Revisi UU KPK Tak Sesuai Konvensi PBB, Wakil Ketua KPK: Lawan!
Wakil Ketua Komisi Pemberantasan Korupsi (KPK) Saut Situmorang menilai draf revisi Undang-undang (UU) Nomor 30 Tahun 2002 tentang KPK tidak sejalan dengan Konvensi PBB Antikorupsi (UNCAC) yang telah diratifikasi Indonesia pada 2006.
Ia menjelaskan, salah satu poin dalam UNCAC menyatakan bahwa setiap negara harus mendirikan satu lembaga antikorupsi yang bebas dari kepentingan apa pun. Namun, dalam draf revisi UU KPK, kedudukan KPK diubah dari lembaga Adhoc yang independen menjadi cabang kekuasaan eksekutif.
"(Revisi UU KPK) tidak penting, tidak terkait dengan UNCAC," kata Saut di kantornya, Jakarta, Jumat (6/9).
(Baca: Kontroversi Revisi UU KPK oleh DPR, Apa Kata Jokowi)
Ia menilai revisi UU KPK hanya bertujuan untuk melemahkan kerja KPK. Hal ini terlihat dari pasal dalam draf yang menyatakan bahwa penyadapan harus dilaksanakan atas izin tertulis dari Dewan Pengawas. Padahal, selama ini, KPK tak perlu mendapatkan izin dari siapa pun ketika melakukan penyadapan.
Maka itu, ia menilai revisi UU KPK harus ditentang, untuk masa depan Indonesia yang lebih baik. "Lawan kalau tak sesuai dengan azas-azas prinsip pemberantasan korupsi, pencegahan korupsi yang telah kita tanda tangani," ujarnya.

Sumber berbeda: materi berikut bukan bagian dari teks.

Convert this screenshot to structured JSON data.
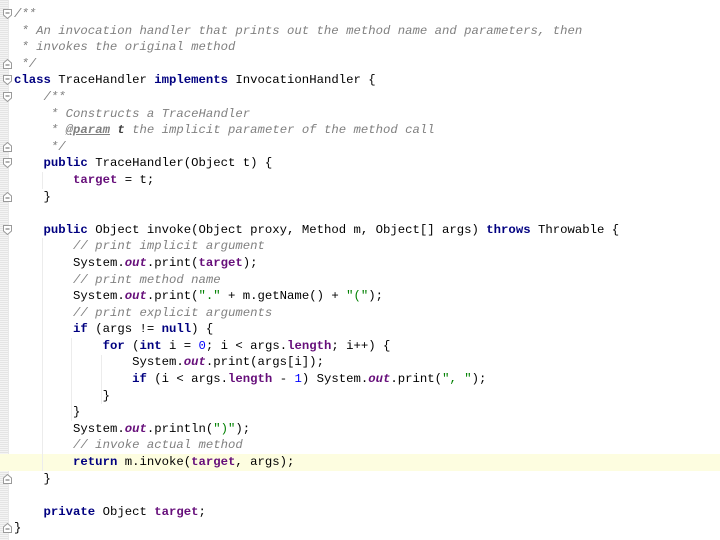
{
  "editor": {
    "language": "java",
    "highlighted_line": 27,
    "colors": {
      "keyword": "#000080",
      "field": "#660e7a",
      "comment": "#808080",
      "string": "#008000",
      "number": "#0000ff",
      "current_line": "#fdfde0"
    },
    "lines": [
      {
        "indent": 0,
        "fold": "open",
        "tokens": [
          {
            "t": "cmt",
            "v": "/**"
          }
        ]
      },
      {
        "indent": 0,
        "fold": "",
        "tokens": [
          {
            "t": "cmt",
            "v": " * An invocation handler that prints out the method name and parameters, then"
          }
        ]
      },
      {
        "indent": 0,
        "fold": "",
        "tokens": [
          {
            "t": "cmt",
            "v": " * invokes the original method"
          }
        ]
      },
      {
        "indent": 0,
        "fold": "close",
        "tokens": [
          {
            "t": "cmt",
            "v": " */"
          }
        ]
      },
      {
        "indent": 0,
        "fold": "open",
        "tokens": [
          {
            "t": "kw",
            "v": "class"
          },
          {
            "t": "",
            "v": " TraceHandler "
          },
          {
            "t": "kw",
            "v": "implements"
          },
          {
            "t": "",
            "v": " InvocationHandler {"
          }
        ]
      },
      {
        "indent": 1,
        "fold": "open",
        "tokens": [
          {
            "t": "cmt",
            "v": "/**"
          }
        ]
      },
      {
        "indent": 1,
        "fold": "",
        "tokens": [
          {
            "t": "cmt",
            "v": " * Constructs a TraceHandler"
          }
        ]
      },
      {
        "indent": 1,
        "fold": "",
        "tokens": [
          {
            "t": "cmt",
            "v": " * "
          },
          {
            "t": "doctag",
            "v": "@param"
          },
          {
            "t": "cmt",
            "v": " "
          },
          {
            "t": "docparam",
            "v": "t"
          },
          {
            "t": "cmt",
            "v": " the implicit parameter of the method call"
          }
        ]
      },
      {
        "indent": 1,
        "fold": "close",
        "tokens": [
          {
            "t": "cmt",
            "v": " */"
          }
        ]
      },
      {
        "indent": 1,
        "fold": "open",
        "tokens": [
          {
            "t": "kw",
            "v": "public"
          },
          {
            "t": "",
            "v": " TraceHandler(Object t) {"
          }
        ]
      },
      {
        "indent": 2,
        "fold": "",
        "tokens": [
          {
            "t": "field",
            "v": "target"
          },
          {
            "t": "",
            "v": " = t;"
          }
        ]
      },
      {
        "indent": 1,
        "fold": "close",
        "tokens": [
          {
            "t": "",
            "v": "}"
          }
        ]
      },
      {
        "indent": 0,
        "fold": "",
        "tokens": [
          {
            "t": "",
            "v": ""
          }
        ]
      },
      {
        "indent": 1,
        "fold": "open",
        "tokens": [
          {
            "t": "kw",
            "v": "public"
          },
          {
            "t": "",
            "v": " Object invoke(Object proxy, Method m, Object[] args) "
          },
          {
            "t": "kw",
            "v": "throws"
          },
          {
            "t": "",
            "v": " Throwable {"
          }
        ]
      },
      {
        "indent": 2,
        "fold": "",
        "tokens": [
          {
            "t": "cmt",
            "v": "// print implicit argument"
          }
        ]
      },
      {
        "indent": 2,
        "fold": "",
        "tokens": [
          {
            "t": "",
            "v": "System."
          },
          {
            "t": "static",
            "v": "out"
          },
          {
            "t": "",
            "v": ".print("
          },
          {
            "t": "field",
            "v": "target"
          },
          {
            "t": "",
            "v": ");"
          }
        ]
      },
      {
        "indent": 2,
        "fold": "",
        "tokens": [
          {
            "t": "cmt",
            "v": "// print method name"
          }
        ]
      },
      {
        "indent": 2,
        "fold": "",
        "tokens": [
          {
            "t": "",
            "v": "System."
          },
          {
            "t": "static",
            "v": "out"
          },
          {
            "t": "",
            "v": ".print("
          },
          {
            "t": "str",
            "v": "\".\""
          },
          {
            "t": "",
            "v": " + m.getName() + "
          },
          {
            "t": "str",
            "v": "\"(\""
          },
          {
            "t": "",
            "v": ");"
          }
        ]
      },
      {
        "indent": 2,
        "fold": "",
        "tokens": [
          {
            "t": "cmt",
            "v": "// print explicit arguments"
          }
        ]
      },
      {
        "indent": 2,
        "fold": "",
        "tokens": [
          {
            "t": "kw",
            "v": "if"
          },
          {
            "t": "",
            "v": " (args != "
          },
          {
            "t": "kw",
            "v": "null"
          },
          {
            "t": "",
            "v": ") {"
          }
        ]
      },
      {
        "indent": 3,
        "fold": "",
        "tokens": [
          {
            "t": "kw",
            "v": "for"
          },
          {
            "t": "",
            "v": " ("
          },
          {
            "t": "kw",
            "v": "int"
          },
          {
            "t": "",
            "v": " i = "
          },
          {
            "t": "num",
            "v": "0"
          },
          {
            "t": "",
            "v": "; i < args."
          },
          {
            "t": "field",
            "v": "length"
          },
          {
            "t": "",
            "v": "; i++) {"
          }
        ]
      },
      {
        "indent": 4,
        "fold": "",
        "tokens": [
          {
            "t": "",
            "v": "System."
          },
          {
            "t": "static",
            "v": "out"
          },
          {
            "t": "",
            "v": ".print(args[i]);"
          }
        ]
      },
      {
        "indent": 4,
        "fold": "",
        "tokens": [
          {
            "t": "kw",
            "v": "if"
          },
          {
            "t": "",
            "v": " (i < args."
          },
          {
            "t": "field",
            "v": "length"
          },
          {
            "t": "",
            "v": " - "
          },
          {
            "t": "num",
            "v": "1"
          },
          {
            "t": "",
            "v": ") System."
          },
          {
            "t": "static",
            "v": "out"
          },
          {
            "t": "",
            "v": ".print("
          },
          {
            "t": "str",
            "v": "\", \""
          },
          {
            "t": "",
            "v": ");"
          }
        ]
      },
      {
        "indent": 3,
        "fold": "",
        "tokens": [
          {
            "t": "",
            "v": "}"
          }
        ]
      },
      {
        "indent": 2,
        "fold": "",
        "tokens": [
          {
            "t": "",
            "v": "}"
          }
        ]
      },
      {
        "indent": 2,
        "fold": "",
        "tokens": [
          {
            "t": "",
            "v": "System."
          },
          {
            "t": "static",
            "v": "out"
          },
          {
            "t": "",
            "v": ".println("
          },
          {
            "t": "str",
            "v": "\")\""
          },
          {
            "t": "",
            "v": ");"
          }
        ]
      },
      {
        "indent": 2,
        "fold": "",
        "tokens": [
          {
            "t": "cmt",
            "v": "// invoke actual method"
          }
        ]
      },
      {
        "indent": 2,
        "fold": "",
        "tokens": [
          {
            "t": "kw",
            "v": "return"
          },
          {
            "t": "",
            "v": " m.invoke("
          },
          {
            "t": "field",
            "v": "target"
          },
          {
            "t": "",
            "v": ", args);"
          }
        ]
      },
      {
        "indent": 1,
        "fold": "close",
        "tokens": [
          {
            "t": "",
            "v": "}"
          }
        ]
      },
      {
        "indent": 0,
        "fold": "",
        "tokens": [
          {
            "t": "",
            "v": ""
          }
        ]
      },
      {
        "indent": 1,
        "fold": "",
        "tokens": [
          {
            "t": "kw",
            "v": "private"
          },
          {
            "t": "",
            "v": " Object "
          },
          {
            "t": "field",
            "v": "target"
          },
          {
            "t": "",
            "v": ";"
          }
        ]
      },
      {
        "indent": 0,
        "fold": "close",
        "tokens": [
          {
            "t": "",
            "v": "}"
          }
        ]
      }
    ]
  }
}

DPR sepakat menjadikan revisi UU KPK sebagai usulan parlemen, dalam rapat paripurna, Kamis, 5 September 2019. Terdapat enam poin perubahan substansial yang tercantum dalam draf revisi yang disiapkan Badan Legislasi DPR.
(Baca: Politisi PPP Ungkap Ada Enam Orang Pengusul Revisi UU KPK )
Pertama, kedudukan KPK berada pada cabang kekuasaan eksekutif pemerintahan yang tugas dan kewenangannya bersifat independen. Pegawai KPK nantinya berstatus sebagai aparatur sipil negara yang tunduk pada peraturan perundang-undangan terkait.
Kedua, KPK dalam menjalankan tugas dan kewenangannya dapat melakukan penyadapan namun baru bisa dilakukan setelah mendapat izin dari Dewan Pengawas. Ketiga, KPK harus bersinergi dengan penegak hukum lainnya sesuai hukum acara pidana yang berlaku di Indonesia.
Keempat, tugas KPK dalam pencegahan akan ditingkatkan. Alhasil, setiap instansi, kementerian, dan lembaga wajib menyelenggarakan pengelolaan Laporan Harta Kekayaan Penyelenggara Negara (LHKPN) sebelum dan sesudah masa jabatan.
(Baca: Tolak Revisi UU KPK, Komisioner Akan Surati Jokowi)
Kelima, KPK dalam menjalankan tugas dan wewenangnya diawasi oleh Dewan Pengawas yang berjumlah lima orang. Dewan Pengawas KPK dalam menjalankan tugas dan wewenangnya nantinya dibantu oleh organ pelaksana pengawas.
Keenam, KPK nantinya berwenang menghentikan penyidikan dan penuntutan perkara korupsi yang tidak selesai dalam jangka waktu satu tahun. Penghentian penyidikan dan penuntutan tersebut harus dilaporkan kepada Dewan Pengawas dan diumumkan kepada publik.